On the good side, Executive Platinum members will be able to use complimentary upgrade benefits on award tickets in the 500 mile upgrade buckets.
The Big Difference – Right Now
The big difference between the new American Airlines AAdvantage changes and the current elite qualification systems of Delta and United is that those two airlines give waivers to the elite qualifying spending if the elite members spend $25,000 on the co-branded credit card.
American Airlines has reportedly said that this is something they are still looking at. My guess is they are trying to figure out what the reception is on this news since this could be a big deal. While Delta and United do give that exemption, United has an exemption on the exemption. United does not allow their top tier, Premier 1K, to have the spending exemption.
The American Airlines Executive Platinum level has long been a favorite of many bloggers (I am enjoying the benefits this year myself) and it has had a lot of value. My guess is that is part of the hangup – does AA give the exemption to all elite levels or do they require their top tier elites to have to spend the $12,000 on qualifying ticket costs?

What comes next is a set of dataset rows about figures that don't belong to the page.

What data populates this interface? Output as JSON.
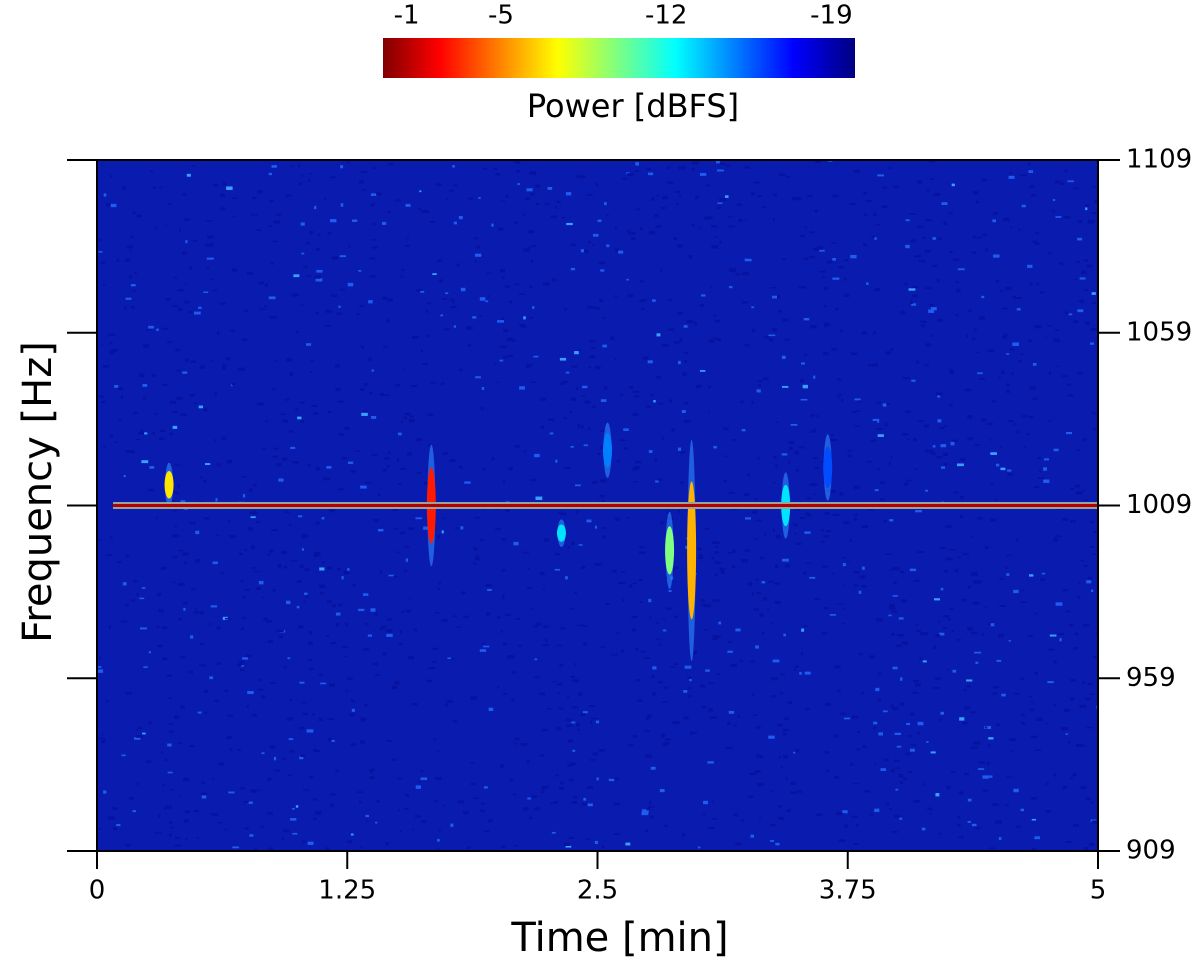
{
  "chart_data": {
    "type": "spectrogram",
    "xlabel": "Time [min]",
    "ylabel": "Frequency [Hz]",
    "xlim": [
      0,
      5
    ],
    "ylim": [
      909,
      1109
    ],
    "xticks": [
      0,
      1.25,
      2.5,
      3.75,
      5
    ],
    "yticks": [
      909,
      959,
      1009,
      1059,
      1109
    ],
    "colorbar": {
      "label": "Power [dBFS]",
      "clim": [
        0,
        -20
      ],
      "ticks": [
        -1,
        -5,
        -12,
        -19
      ],
      "colormap": "jet-reversed"
    },
    "carrier": {
      "frequency": 1009,
      "power": -1,
      "time": [
        0.08,
        5
      ]
    },
    "events": {
      "time": [
        0.36,
        1.67,
        2.32,
        2.86,
        2.97,
        3.44,
        2.55,
        3.65
      ],
      "frequency": [
        1015,
        1009,
        1001,
        996,
        996,
        1009,
        1025,
        1020
      ],
      "power": [
        -7,
        -3,
        -13,
        -10,
        -6,
        -13,
        -15,
        -16
      ],
      "extent_hz": [
        8,
        22,
        5,
        14,
        40,
        12,
        10,
        12
      ]
    }
  }
}
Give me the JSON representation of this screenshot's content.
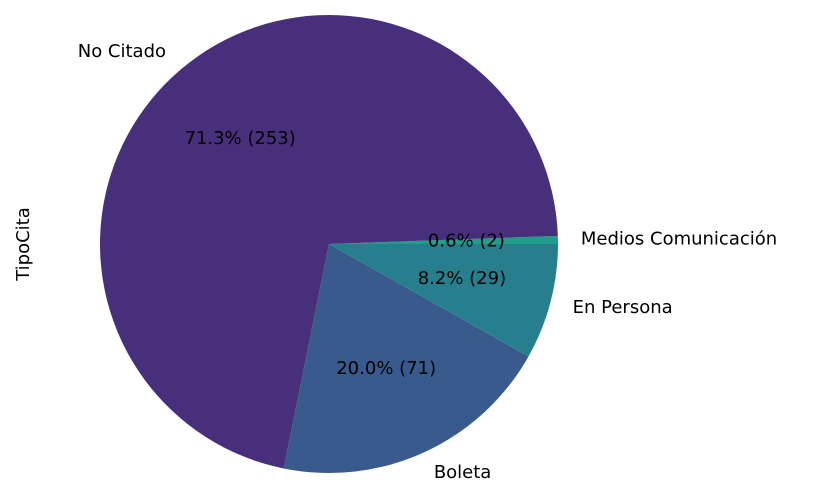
{
  "chart_data": {
    "type": "pie",
    "ylabel": "TipoCita",
    "categories": [
      "Medios Comunicación",
      "No Citado",
      "Boleta",
      "En Persona"
    ],
    "values": [
      2,
      253,
      71,
      29
    ],
    "value_labels": [
      "0.6% (2)",
      "71.3% (253)",
      "20.0% (71)",
      "8.2% (29)"
    ],
    "colors": [
      "#1f9e89",
      "#482f7b",
      "#385a8c",
      "#277f8e"
    ]
  }
}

As one final piece, both Delta and United also give that spending exemption if the member lives outside of the US. Nothing from AA on this either…
Summary of these American Airlines AAdvantage Changes
As a current American Airlines Executive Platinum member, I have to say I am both disappointed but also not surprised with these changes. It took AA long enough to get to this point (thankfully) but they are here now.
If you fly AA for the award miles and elite benefits, you may want to consider reevaluating your march to elite status. I know that I will not work that hard for Executive Platinum again this year given some of these new updates to the program. I love some of the benefits to Executive Platinum members but enough changes have been made that it does not make as much sense for me going forward.
What about you? What do these changes mean for you and American Airlines?